Enhanced photocatalytic removal of bromate in drinking water by Au/TiO2 under ultraviolet light

Abstract

The photo-reduction of bromate (BrO₃⁻) has attracted much attention due to the carcinogenesis and genotoxicity of BrO₃⁻ in drinking water. In this study, a heterojunction photocatalyst was developed by depositing Au nanoparticles (NPs) onto P25 TiO₂ NPs through a one-pot, solvent-thermal process. Due to the unique properties of Au, the Au NPs deposited on the TiO₂ surface created a Schottky barrier between the metal and the semiconductor, leading to an effective separation of photo-generated charge carriers as the Au nanoparticles served as electron sinks. The Au/TiO₂ photocatalyst demonstrated efficient reduction of BrO₃⁻ under UV light illumination without the need for sacrificial agents. The effect of different Au loading of Au/TiO₂ was systematically investigated for its influence on the generation of electrons and the reduction ability of BrO₃⁻. The results indicate that the 1% Au/TiO₂ catalyst exhibited a higher concentration of localized electrons, rendering it more effective in BrO₃⁻ removal.
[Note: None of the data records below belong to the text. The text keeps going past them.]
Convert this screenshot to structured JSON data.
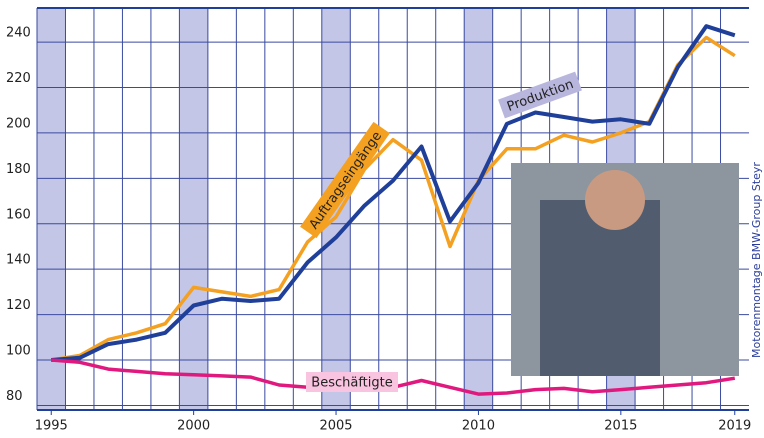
{
  "chart_data": {
    "type": "line",
    "x": [
      1995,
      1996,
      1997,
      1998,
      1999,
      2000,
      2001,
      2002,
      2003,
      2004,
      2005,
      2006,
      2007,
      2008,
      2009,
      2010,
      2011,
      2012,
      2013,
      2014,
      2015,
      2016,
      2017,
      2018,
      2019
    ],
    "series": [
      {
        "name": "Auftragseingänge",
        "color": "#f4a020",
        "values": [
          100,
          102,
          109,
          112,
          116,
          132,
          130,
          128,
          131,
          152,
          163,
          184,
          197,
          188,
          150,
          179,
          193,
          193,
          199,
          196,
          200,
          205,
          230,
          242,
          234
        ]
      },
      {
        "name": "Produktion",
        "color": "#1f3f99",
        "values": [
          100,
          101,
          107,
          109,
          112,
          124,
          127,
          126,
          127,
          143,
          154,
          168,
          179,
          194,
          161,
          178,
          204,
          209,
          207,
          205,
          206,
          204,
          229,
          247,
          243
        ]
      },
      {
        "name": "Beschäftigte",
        "color": "#e0197e",
        "values": [
          100,
          99,
          96,
          95,
          94,
          93.5,
          93,
          92.5,
          89,
          88,
          88.5,
          87.5,
          88,
          91,
          88,
          85,
          85.5,
          87,
          87.5,
          86,
          87,
          88,
          89,
          90,
          92
        ]
      }
    ],
    "xlim": [
      1994.5,
      2019.5
    ],
    "xticks": [
      1995,
      2000,
      2005,
      2010,
      2015,
      2019
    ],
    "ylim": [
      78,
      255
    ],
    "yticks": [
      80,
      100,
      120,
      140,
      160,
      180,
      200,
      220,
      240
    ],
    "highlight_bands": [
      1995,
      2000,
      2005,
      2010,
      2015
    ],
    "grid": true,
    "credit": "Motorenmontage BMW-Group Steyr"
  }
}
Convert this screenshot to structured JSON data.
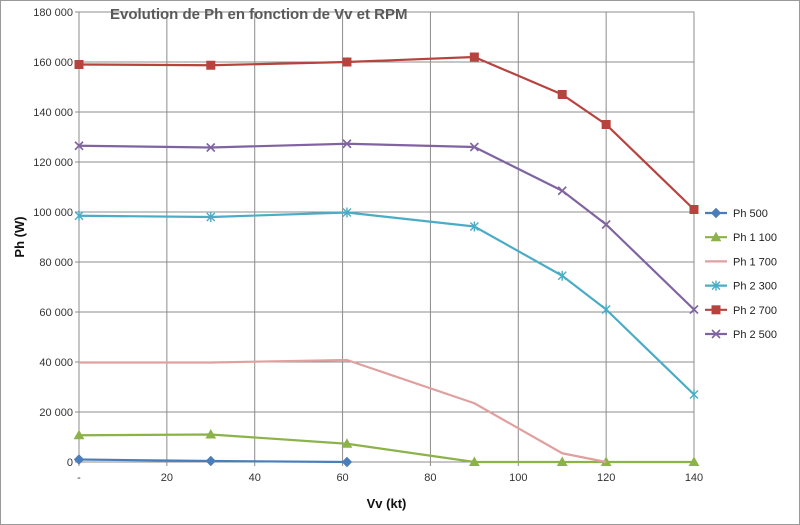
{
  "chart_data": {
    "type": "line",
    "title": "Evolution de Ph en fonction de Vv et RPM",
    "xlabel": "Vv (kt)",
    "ylabel": "Ph (W)",
    "xlim": [
      0,
      140
    ],
    "ylim": [
      0,
      180000
    ],
    "grid": true,
    "legend_position": "right",
    "x_ticks": [
      "-",
      "20",
      "40",
      "60",
      "80",
      "100",
      "120",
      "140"
    ],
    "y_ticks": [
      "0",
      "20 000",
      "40 000",
      "60 000",
      "80 000",
      "100 000",
      "120 000",
      "140 000",
      "160 000",
      "180 000"
    ],
    "y_tick_values": [
      0,
      20000,
      40000,
      60000,
      80000,
      100000,
      120000,
      140000,
      160000,
      180000
    ],
    "x_tick_values": [
      0,
      20,
      40,
      60,
      80,
      100,
      120,
      140
    ],
    "series": [
      {
        "name": "Ph 500",
        "color": "#4a7ebb",
        "marker": "diamond",
        "x": [
          0,
          30,
          61
        ],
        "values": [
          1000,
          400,
          0
        ]
      },
      {
        "name": "Ph 1 100",
        "color": "#8cb24a",
        "marker": "triangle",
        "x": [
          0,
          30,
          61,
          90,
          110,
          120,
          140
        ],
        "values": [
          10700,
          11000,
          7300,
          0,
          0,
          0,
          0
        ]
      },
      {
        "name": "Ph 1 700",
        "color": "#e0a0a0",
        "marker": "none",
        "x": [
          0,
          30,
          61,
          90,
          110,
          120
        ],
        "values": [
          39800,
          39800,
          40800,
          23500,
          3500,
          0
        ]
      },
      {
        "name": "Ph 2 300",
        "color": "#4bacc6",
        "marker": "star",
        "x": [
          0,
          30,
          61,
          90,
          110,
          120,
          140
        ],
        "values": [
          98500,
          98000,
          99800,
          94200,
          74500,
          61000,
          27000
        ]
      },
      {
        "name": "Ph 2 700",
        "color": "#b7433f",
        "marker": "square",
        "x": [
          0,
          30,
          61,
          90,
          110,
          120,
          140
        ],
        "values": [
          159000,
          158700,
          160000,
          162000,
          147000,
          135000,
          101000
        ]
      },
      {
        "name": "Ph 2 500",
        "color": "#8064a2",
        "marker": "x",
        "x": [
          0,
          30,
          61,
          90,
          110,
          120,
          140
        ],
        "values": [
          126500,
          125800,
          127300,
          126000,
          108500,
          95000,
          61000
        ]
      }
    ]
  }
}
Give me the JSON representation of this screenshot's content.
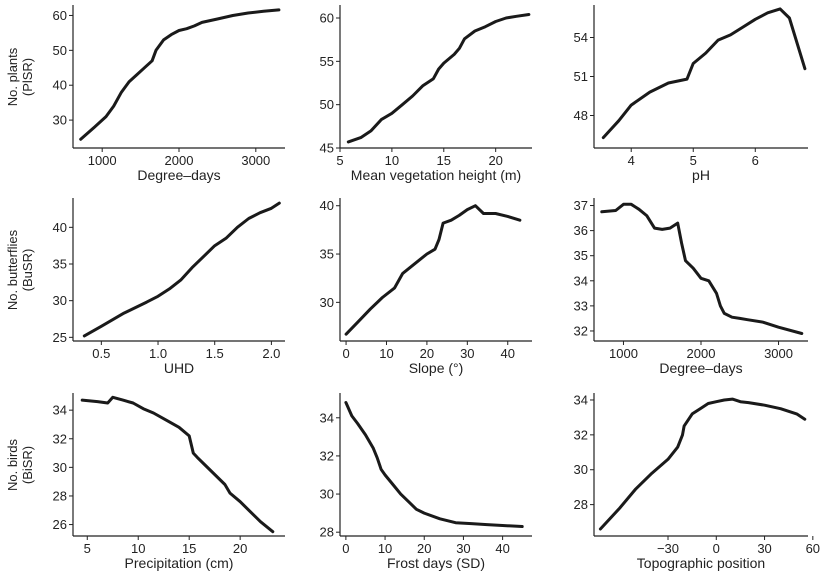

The photocatalytic efficiency for BrO₃⁻ reduction decreased upon the addition of K₂S₂O₈ as an electron quencher, suggesting that the primary factor in this photo-reduction process was the availability of electrons. These findings hold promise for the potential application of the Au/TiO₂ catalyst in the removal of BrO₃⁻ from drinking water through photo-reduction.